Best Practices for Youth-Led Participatory Research Projects
A new guide, Leveraging Best Practices to Design Your Youth Participatory Action Research Project, provides resources and recommendations for planning and undertaking projects led by young people. Funded by the Annie E. Casey Foundation, the guide promotes youth participation in the creation of research that focuses on the challenges they face. This is an effective approach to encouraging their growth and ability to improve their lives.
A team of youth-led scholars and practitioners at the University of California, Berkeley, created Leveraging Best Practices, which notes: “One of the goals of YPAR is to center the voices, experiences and knowledge of young people themselves, including the youth who are often ignored in the development of programs and policies.”
Conducting Youth-Led Research
Leveraging Best Practices provides information for educators, youth-program coordinators, social workers or public health professionals who are planning youth-led research. In these projects, adults typically partner with young people to identify issues relevant to their lives to study. Adults then train youth on conducting research, providing support along the way.
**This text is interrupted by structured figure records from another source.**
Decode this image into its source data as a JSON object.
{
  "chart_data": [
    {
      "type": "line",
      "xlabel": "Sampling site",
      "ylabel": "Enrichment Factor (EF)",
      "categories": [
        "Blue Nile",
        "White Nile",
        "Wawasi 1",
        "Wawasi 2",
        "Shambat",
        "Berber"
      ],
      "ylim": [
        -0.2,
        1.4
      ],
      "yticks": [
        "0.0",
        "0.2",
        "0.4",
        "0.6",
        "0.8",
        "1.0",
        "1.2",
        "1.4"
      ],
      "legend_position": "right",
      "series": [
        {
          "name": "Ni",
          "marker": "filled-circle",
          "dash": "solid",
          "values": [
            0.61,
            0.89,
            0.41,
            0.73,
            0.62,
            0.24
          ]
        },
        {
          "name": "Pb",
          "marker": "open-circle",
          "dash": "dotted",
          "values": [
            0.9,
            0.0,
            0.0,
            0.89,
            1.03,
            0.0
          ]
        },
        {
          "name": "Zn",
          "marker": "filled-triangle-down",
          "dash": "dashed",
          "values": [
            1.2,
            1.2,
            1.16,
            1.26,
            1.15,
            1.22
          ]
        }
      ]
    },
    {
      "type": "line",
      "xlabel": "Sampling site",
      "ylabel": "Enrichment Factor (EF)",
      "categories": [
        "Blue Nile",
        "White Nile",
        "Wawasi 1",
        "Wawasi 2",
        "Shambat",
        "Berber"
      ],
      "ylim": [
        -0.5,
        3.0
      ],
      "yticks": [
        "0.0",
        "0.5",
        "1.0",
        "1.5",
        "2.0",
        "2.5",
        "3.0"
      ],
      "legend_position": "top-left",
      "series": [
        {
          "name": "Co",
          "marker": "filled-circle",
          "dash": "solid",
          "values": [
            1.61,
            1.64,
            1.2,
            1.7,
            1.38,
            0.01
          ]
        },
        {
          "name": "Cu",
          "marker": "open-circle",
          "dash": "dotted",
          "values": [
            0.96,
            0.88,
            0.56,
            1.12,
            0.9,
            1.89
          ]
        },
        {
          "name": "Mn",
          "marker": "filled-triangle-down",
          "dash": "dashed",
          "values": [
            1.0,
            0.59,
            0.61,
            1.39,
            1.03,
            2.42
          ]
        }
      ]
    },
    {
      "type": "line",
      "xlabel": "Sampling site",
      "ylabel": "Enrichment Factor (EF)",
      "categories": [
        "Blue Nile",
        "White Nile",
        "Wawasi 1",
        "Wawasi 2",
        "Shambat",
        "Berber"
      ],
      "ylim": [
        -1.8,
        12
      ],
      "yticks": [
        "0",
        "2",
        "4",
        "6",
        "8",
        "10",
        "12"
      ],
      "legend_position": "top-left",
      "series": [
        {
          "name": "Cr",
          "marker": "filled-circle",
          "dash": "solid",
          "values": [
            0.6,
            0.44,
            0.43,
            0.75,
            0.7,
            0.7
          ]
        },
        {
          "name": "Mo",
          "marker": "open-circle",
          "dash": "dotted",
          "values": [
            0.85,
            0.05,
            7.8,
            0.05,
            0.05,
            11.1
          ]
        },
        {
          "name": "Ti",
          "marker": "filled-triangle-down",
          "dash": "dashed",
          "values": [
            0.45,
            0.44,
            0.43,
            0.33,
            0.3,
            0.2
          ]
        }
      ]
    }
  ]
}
At the project’s conclusion, they use their findings to forward change on these issues.
The guide identifies four key themes in the YPAR approach:
- Youth are involved in key decisions at all stages of the research (though how they are engaged in research activities can vary across projects).
- Those engaged in this work must be transparent about decision-making roles and power.
- Youth utilize a range of research methods for data collection including arts-based methods, focus groups, interviews, mapping and observations.
- These projects engage research and action cycles (e.g., research leads to action as well as evaluation of action and so on).
Planning Considerations for Youth-Led Research
The guide offers several recommendations and tips to promote implementation of YPAR with integrity and for sustainable action. For example, organizers should answer a range of questions, such as:
- What is motivating this project?
- What change are the youth are seeking through this work?
- What resources are needed and available?
- How long will it take?
- How will youth be recruited?
“There are a lot of great how-to guides out there about youth-led research, but this guide addresses what programs should consider before starting on this path,” says Bethany Boland, senior research associate for at Casey.
Youth-led Participatory Action Research Resources
The guide also identifies additional resources about youth-led participatory research projects, including:
- YPAR Hub, University of California, Berkeley and San Francisco Peer Resources
- Community Futures, Community Lore Stepping Stones curriculum, University of California, Davis
- Hub for Justice Centered Youth Engagement, University of Colorado Center for Public Health Practice
“This is a more high-level guide for programs that want to begin involving youth in their research as leaders — not just the subjects being studied — and can help build a case for investing in this important work,” adds Boland.